Cannot assign to x because it is a constant or a read-only property.

Types in TypeScript vs. JavaScript

Types in TypeScript vs. JavaScript

JavaScript uses dynamic types while TypeScript uses static types which is also referred to as strongly typed types.

JavaScript uses types like numbers, string, dates, ..etc. However, when you use variables in JavaScript you are not explicit about the type of the variable, in fact you do not explicitly mention the type of the variable using a type keyword. However, the type of the variable is just inferred from the value you assign to the variable. This also means there is no enforcement on the variable to stay in that type or to hold values that are compatible with that type. This is referred to as dynamic types. In JavaScript, the type of the variable is given from the value the variable holds. If the value changes, the type of the variable also changes to fit the new value. It is therefore considered a dynamic type.

TypeScript is different - variables are explicit about their types and the value assigned to a variable has to comply with the variable type or an error is given during compilation. Once defined with a type, a variable cannot change its type in TypeScript, it is therefore considered strongly typed. For example:

let x: number; // x is explicitly declared of type number

x = 3; // correct assignment

x = "hi"; // incorrect assignment

In TypeScript, if a variable is not explicitly assigned a type when it is defined, then the type is inferred from the first assignment or the initialization of the variable and then it is then considered a strongly typed variable with the inferred type.

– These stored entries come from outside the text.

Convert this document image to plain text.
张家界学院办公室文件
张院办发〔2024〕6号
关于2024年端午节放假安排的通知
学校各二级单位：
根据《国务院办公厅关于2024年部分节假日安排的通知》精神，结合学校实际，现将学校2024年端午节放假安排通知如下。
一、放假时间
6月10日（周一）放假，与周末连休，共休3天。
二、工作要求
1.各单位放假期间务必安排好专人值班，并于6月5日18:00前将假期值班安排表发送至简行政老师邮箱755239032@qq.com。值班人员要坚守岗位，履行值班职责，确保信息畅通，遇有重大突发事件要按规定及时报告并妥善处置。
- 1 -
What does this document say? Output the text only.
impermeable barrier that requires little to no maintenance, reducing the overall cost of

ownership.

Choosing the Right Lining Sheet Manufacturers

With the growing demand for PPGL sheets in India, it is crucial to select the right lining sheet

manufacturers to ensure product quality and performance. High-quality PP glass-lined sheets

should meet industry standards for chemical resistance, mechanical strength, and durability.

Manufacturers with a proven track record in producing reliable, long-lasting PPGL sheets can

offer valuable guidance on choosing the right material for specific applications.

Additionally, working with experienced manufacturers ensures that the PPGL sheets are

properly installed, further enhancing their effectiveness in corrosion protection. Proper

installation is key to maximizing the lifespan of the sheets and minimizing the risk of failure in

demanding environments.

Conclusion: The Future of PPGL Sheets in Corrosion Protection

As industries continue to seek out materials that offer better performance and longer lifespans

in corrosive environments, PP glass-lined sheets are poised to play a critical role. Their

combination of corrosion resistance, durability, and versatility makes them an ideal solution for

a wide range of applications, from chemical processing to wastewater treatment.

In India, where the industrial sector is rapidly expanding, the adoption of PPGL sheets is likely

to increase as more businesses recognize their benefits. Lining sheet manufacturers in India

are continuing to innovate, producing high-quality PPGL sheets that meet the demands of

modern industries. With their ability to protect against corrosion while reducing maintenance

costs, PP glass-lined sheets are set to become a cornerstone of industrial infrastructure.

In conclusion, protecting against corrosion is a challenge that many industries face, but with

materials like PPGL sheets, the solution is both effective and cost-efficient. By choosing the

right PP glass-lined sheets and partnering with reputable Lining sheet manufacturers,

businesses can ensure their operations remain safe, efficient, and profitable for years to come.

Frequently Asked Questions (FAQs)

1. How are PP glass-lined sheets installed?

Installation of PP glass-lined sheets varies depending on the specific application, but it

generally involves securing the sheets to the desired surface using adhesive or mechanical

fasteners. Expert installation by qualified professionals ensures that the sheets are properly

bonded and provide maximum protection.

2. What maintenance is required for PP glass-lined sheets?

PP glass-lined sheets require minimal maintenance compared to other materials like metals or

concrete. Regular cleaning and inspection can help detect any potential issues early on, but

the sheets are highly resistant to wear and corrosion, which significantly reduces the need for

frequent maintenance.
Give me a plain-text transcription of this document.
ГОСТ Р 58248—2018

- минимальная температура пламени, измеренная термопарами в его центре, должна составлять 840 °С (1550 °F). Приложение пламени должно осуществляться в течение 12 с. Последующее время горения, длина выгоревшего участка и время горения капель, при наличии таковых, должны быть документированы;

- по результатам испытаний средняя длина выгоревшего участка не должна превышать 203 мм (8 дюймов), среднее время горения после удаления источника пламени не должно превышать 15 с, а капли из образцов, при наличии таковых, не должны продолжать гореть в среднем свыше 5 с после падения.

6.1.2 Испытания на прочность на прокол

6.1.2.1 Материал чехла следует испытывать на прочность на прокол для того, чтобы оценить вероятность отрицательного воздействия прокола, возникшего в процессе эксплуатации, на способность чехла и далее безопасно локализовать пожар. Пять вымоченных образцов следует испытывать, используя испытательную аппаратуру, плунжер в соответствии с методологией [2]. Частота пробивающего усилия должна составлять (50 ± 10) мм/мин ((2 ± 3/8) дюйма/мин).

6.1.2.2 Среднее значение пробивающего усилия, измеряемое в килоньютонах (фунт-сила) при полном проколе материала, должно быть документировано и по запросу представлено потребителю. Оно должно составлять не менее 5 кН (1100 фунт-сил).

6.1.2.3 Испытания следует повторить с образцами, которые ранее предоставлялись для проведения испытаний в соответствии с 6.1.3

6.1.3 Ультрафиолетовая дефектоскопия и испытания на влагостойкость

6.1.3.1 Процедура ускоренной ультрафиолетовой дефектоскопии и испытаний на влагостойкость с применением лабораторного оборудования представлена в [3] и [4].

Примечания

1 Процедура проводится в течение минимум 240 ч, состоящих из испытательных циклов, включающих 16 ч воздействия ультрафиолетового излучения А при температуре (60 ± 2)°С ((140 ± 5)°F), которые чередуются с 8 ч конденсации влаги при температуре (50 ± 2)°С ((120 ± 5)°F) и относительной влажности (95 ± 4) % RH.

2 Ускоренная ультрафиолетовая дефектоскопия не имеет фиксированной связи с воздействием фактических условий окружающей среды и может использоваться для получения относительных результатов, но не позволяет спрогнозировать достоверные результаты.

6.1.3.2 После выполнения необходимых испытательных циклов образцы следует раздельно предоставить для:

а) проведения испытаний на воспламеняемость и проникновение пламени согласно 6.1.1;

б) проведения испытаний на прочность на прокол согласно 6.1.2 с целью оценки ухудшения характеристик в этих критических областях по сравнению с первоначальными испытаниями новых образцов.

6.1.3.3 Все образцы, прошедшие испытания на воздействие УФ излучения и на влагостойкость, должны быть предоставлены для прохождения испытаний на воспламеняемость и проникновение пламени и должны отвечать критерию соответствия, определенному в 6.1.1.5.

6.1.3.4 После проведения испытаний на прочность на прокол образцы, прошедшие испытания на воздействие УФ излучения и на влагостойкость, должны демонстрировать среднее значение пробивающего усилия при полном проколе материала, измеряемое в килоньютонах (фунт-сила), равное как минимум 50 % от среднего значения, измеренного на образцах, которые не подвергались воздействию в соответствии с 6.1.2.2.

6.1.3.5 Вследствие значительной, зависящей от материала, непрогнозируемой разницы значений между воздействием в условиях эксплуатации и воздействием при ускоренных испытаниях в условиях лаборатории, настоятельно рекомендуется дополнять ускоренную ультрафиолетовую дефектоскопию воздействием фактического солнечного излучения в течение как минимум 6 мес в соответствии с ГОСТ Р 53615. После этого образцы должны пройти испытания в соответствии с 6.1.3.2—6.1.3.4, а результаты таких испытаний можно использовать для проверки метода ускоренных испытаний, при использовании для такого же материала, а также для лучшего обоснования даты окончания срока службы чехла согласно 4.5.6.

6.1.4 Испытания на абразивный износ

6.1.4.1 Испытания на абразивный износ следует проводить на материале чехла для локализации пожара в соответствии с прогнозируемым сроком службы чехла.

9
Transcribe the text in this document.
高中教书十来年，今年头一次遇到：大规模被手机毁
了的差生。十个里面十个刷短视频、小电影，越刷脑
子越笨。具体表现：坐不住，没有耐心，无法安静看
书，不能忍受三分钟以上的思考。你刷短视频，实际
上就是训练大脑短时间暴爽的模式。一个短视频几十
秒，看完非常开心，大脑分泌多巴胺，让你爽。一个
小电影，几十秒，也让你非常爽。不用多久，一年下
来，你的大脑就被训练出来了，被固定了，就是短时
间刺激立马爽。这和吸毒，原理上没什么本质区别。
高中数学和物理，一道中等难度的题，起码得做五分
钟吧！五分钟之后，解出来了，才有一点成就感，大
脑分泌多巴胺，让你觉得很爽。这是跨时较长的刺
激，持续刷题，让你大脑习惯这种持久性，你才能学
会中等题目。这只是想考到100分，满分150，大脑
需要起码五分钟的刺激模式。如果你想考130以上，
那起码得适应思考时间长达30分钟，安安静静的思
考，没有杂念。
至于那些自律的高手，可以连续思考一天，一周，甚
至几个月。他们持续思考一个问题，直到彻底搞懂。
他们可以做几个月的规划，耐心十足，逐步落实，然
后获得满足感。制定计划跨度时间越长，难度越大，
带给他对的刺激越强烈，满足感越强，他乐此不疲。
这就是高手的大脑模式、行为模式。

For example:

let y = 10; //y is now a strongly typed as number due to type inference

y = "hello"; // incorrect because y should hold only numbers

In TypeScript, this is an error, because the first assignment of the number 3 to x makes TypeScript compiler considered x a strongly typed variable with type number which can not accept a string value as in "hi".

Note that in JavaScript, this is ok because types are dynamic and can change based on the value the variable holds in each assignment.

We will cover type inference in more detail in a later lesson in this module.

Classification of types in TypeScript

types are classified into two main classes in TypeScript

1. Basic or Primitive Types
  1. boolean
  2. number
  3. string
  4. array
  5. tuple
  6. enum
  7. null
  8. undefined
  9. any
  10. void: exists purely to indicate the absence of a value, such as in a function with no return value.